TaxPage - Un rappel d’impôt peut en cacher un autre – communications entre autorités fiscales
Introduction
Lorsqu’un contribuable omet de déclarer un élément de revenu ou de fortune, ou le déclare de manière inexacte, il s’expose à un rappel d’impôt, soit à la réouverture de son dossier fiscal et au paiement d’un complément d’impôt. Ce rappel s’accompagne d’intérêts de retard et, selon les circonstances, d’une amende. En matière d’imposition des sociétés, les autorités fiscales examinent avec une attention particulière les prestations appréciables en argent accordées par une société à ses actionnaires ou à des personnes qui leur sont proches. Un arrêt récent du Tribunal fédéral illustre l’ampleur que peut prendre une telle procédure de rappel d’impôt lorsque les différentes autorités fiscales communiquent entre elles (ATF 9C_38/2026).
Etat de fait
Dans cette affaire, une société avait été taxée régulièrement à l’impôt sur le bénéfice et à l’impôt sur le capital, sans difficulté particulière. À l’occasion d’un contrôle de la division TVA de l’Administration fédérale des contributions (AFC), il est toutefois apparu qu’elle avait comptabilisé, entre 2009 et 2013, de nombreux frais privés imputables à son actionnaire. Ces frais concernaient principalement des dépenses de représentation jugées excessives — notamment des sorties à ski ou sur circuits automobiles, sans identification précise des clients invités — ainsi que des dépenses de sponsoring dépourvues de véritable contre-prestation. L’autorité TVA a procédé à des rappels d’impôt, puis a informé la Division de l’impôt anticipé (IA) de l’AFC. Celle-ci a à son tour ouvert un contrôle, effectué des rappels d’impôt et en a informé l’autorité fiscale cantonale. Cette dernière a examiné tant la situation de la société que celle de son actionnaire, en allant au-delà des constats opérés en matière de TVA et d’impôt anticipé. En outre, la prescription étant de dix ans en matière d’impôts directs, contre cinq ans pour la TVA et l’impôt anticipé, le contrôle cantonal a pu porter sur une période plus étendue.

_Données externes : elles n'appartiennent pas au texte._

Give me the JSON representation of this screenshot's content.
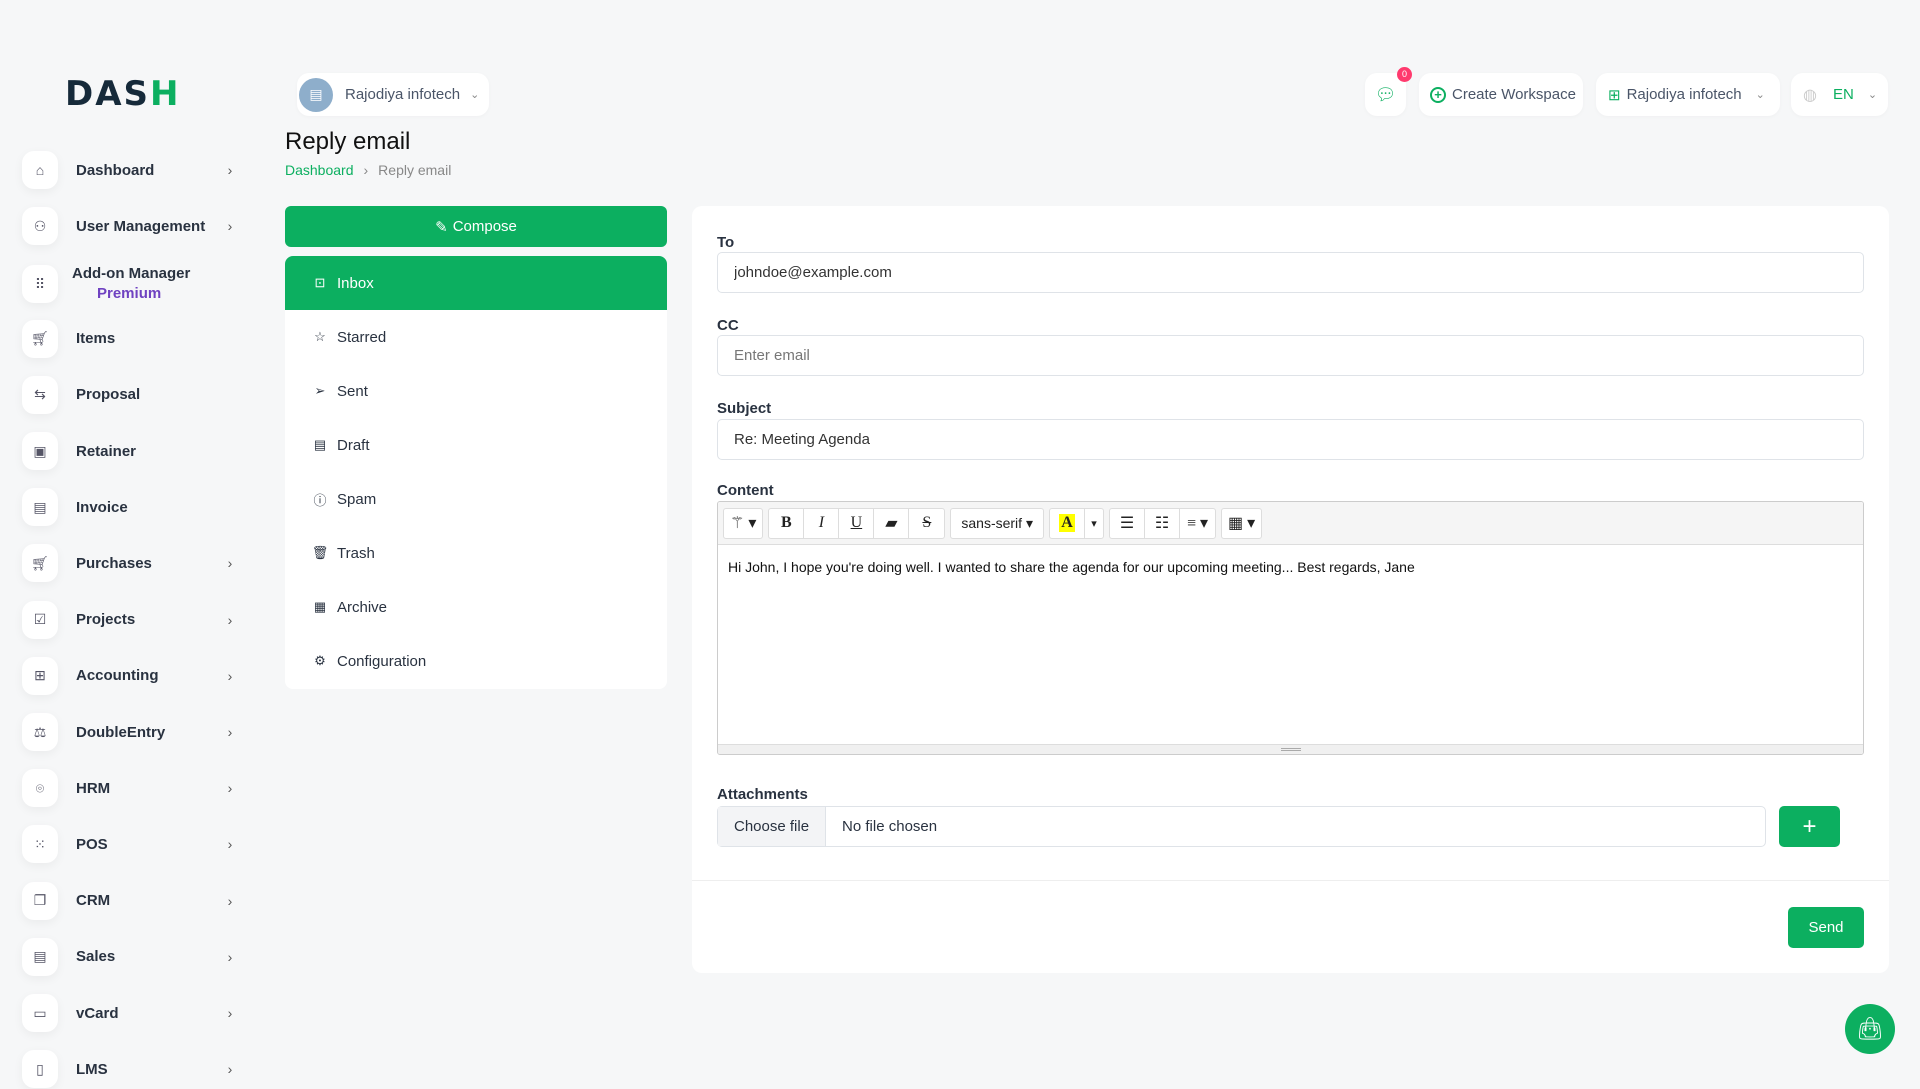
{
  "logo": "DASH",
  "sidebar": {
    "items": [
      {
        "label": "Dashboard",
        "icon": "home-icon",
        "chev": true
      },
      {
        "label": "User Management",
        "icon": "users-icon",
        "chev": true
      },
      {
        "label": "Add-on Manager",
        "sub": "Premium",
        "icon": "apps-icon",
        "chev": false
      },
      {
        "label": "Items",
        "icon": "cart-icon",
        "chev": false
      },
      {
        "label": "Proposal",
        "icon": "swap-icon",
        "chev": false
      },
      {
        "label": "Retainer",
        "icon": "save-icon",
        "chev": false
      },
      {
        "label": "Invoice",
        "icon": "file-icon",
        "chev": false
      },
      {
        "label": "Purchases",
        "icon": "cart-icon",
        "chev": true
      },
      {
        "label": "Projects",
        "icon": "checkbox-icon",
        "chev": true
      },
      {
        "label": "Accounting",
        "icon": "grid-plus-icon",
        "chev": true
      },
      {
        "label": "DoubleEntry",
        "icon": "scale-icon",
        "chev": true
      },
      {
        "label": "HRM",
        "icon": "user-focus-icon",
        "chev": true
      },
      {
        "label": "POS",
        "icon": "dots-grid-icon",
        "chev": true
      },
      {
        "label": "CRM",
        "icon": "layers-icon",
        "chev": true
      },
      {
        "label": "Sales",
        "icon": "file-icon",
        "chev": true
      },
      {
        "label": "vCard",
        "icon": "card-icon",
        "chev": true
      },
      {
        "label": "LMS",
        "icon": "book-icon",
        "chev": true
      }
    ]
  },
  "header": {
    "workspace": "Rajodiya infotech",
    "notifications": "0",
    "create_workspace": "Create Workspace",
    "company": "Rajodiya infotech",
    "language": "EN"
  },
  "page": {
    "title": "Reply email",
    "breadcrumb": [
      "Dashboard",
      "Reply email"
    ]
  },
  "mail_menu": {
    "compose": "Compose",
    "items": [
      {
        "label": "Inbox",
        "icon": "inbox-icon",
        "active": true
      },
      {
        "label": "Starred",
        "icon": "star-icon"
      },
      {
        "label": "Sent",
        "icon": "send-icon"
      },
      {
        "label": "Draft",
        "icon": "file-icon"
      },
      {
        "label": "Spam",
        "icon": "alert-icon"
      },
      {
        "label": "Trash",
        "icon": "trash-icon"
      },
      {
        "label": "Archive",
        "icon": "archive-icon"
      },
      {
        "label": "Configuration",
        "icon": "gear-icon"
      }
    ]
  },
  "form": {
    "to_label": "To",
    "to_value": "johndoe@example.com",
    "cc_label": "CC",
    "cc_placeholder": "Enter email",
    "subject_label": "Subject",
    "subject_value": "Re: Meeting Agenda",
    "content_label": "Content",
    "font": "sans-serif",
    "content": "Hi John, I hope you're doing well. I wanted to share the agenda for our upcoming meeting... Best regards, Jane",
    "attachments_label": "Attachments",
    "choose_file": "Choose file",
    "no_file": "No file chosen",
    "send": "Send"
  },
  "colors": {
    "accent": "#0caf60",
    "badge": "#ff3a6e",
    "premium": "#6f42c1"
  }
}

Question soulevée par les recourants
La société et son actionnaire ont formé réclamation, puis recours, contre les décisions de soustraction et de rappel d’impôt rendues par l’autorité fiscale cantonale. Ils invoquaient notamment un manque de cohérence entre les appréciations des autorités fiscales fédérales chargée de la TVA et de l’IA et celle de l’autorité cantonale. Selon eux, l’administration cantonale était allée nettement plus loin que les autorités fédérales et, au regard du principe de la bonne foi, ils pouvaient légitimement s’attendre à une position similaire. Ils soutenaient ainsi que l’autorité cantonale avait excédé sa compétence.
Considération du Tribunal fédéral
Dans son arrêt, le Tribunal fédéral rappelle un principe essentiel : l’autorité cantonale compétente en matière d’impôts directs n’est pas liée par l’appréciation portée par les autorités chargées de prélever la TVA ou l’impôt anticipé. Ainsi, lorsqu’un même état de fait est examiné sous l’angle de la TVA, de l’impôt anticipé et des impôts directs, chaque procédure conserve son autonomie juridique et peut aboutir à des conclusions différentes. Cette distinction s’explique par les objectifs propres à chacun de ces impôts. La TVA vise notamment l’existence d’une contre-prestation et l’affectation entrepreneuriale ; l’impôt anticipé tend à identifier d’éventuelles distributions dissimulées, soit des prestations appréciables en argent ; l’imposition des personnes morales porte, quant à elle, sur la justification commerciale des charges comptabilisées. Bien que proches, ces analyses reposent sur des bases légales distinctes et peuvent donc conduire à des résultats divergents.
Conclusion
Comme nous l’avons déjà souligné dans d’autres éditions de TaxPage, les relations entre actionnaires et sociétés appellent une vigilance particulière. Le fait qu’un élément n’ait pas été relevé lors d’un contrôle TVA, ou qu’une solution ait été convenue avec l’autorité chargée de l’impôt anticipé, ne permet pas de présumer que l’autorité fiscale cantonale adoptera la même approche en matière d’impôts directs. Celle-ci peut reprendre d’autres éléments et remonter sur une période de dix ans, de sorte que l’accumulation des rappels d’impôt, des intérêts et des amendes dans les différents domaines concernés peut entraîner des conséquences financières importantes aussi bien pour l’actionnaire que pour la société.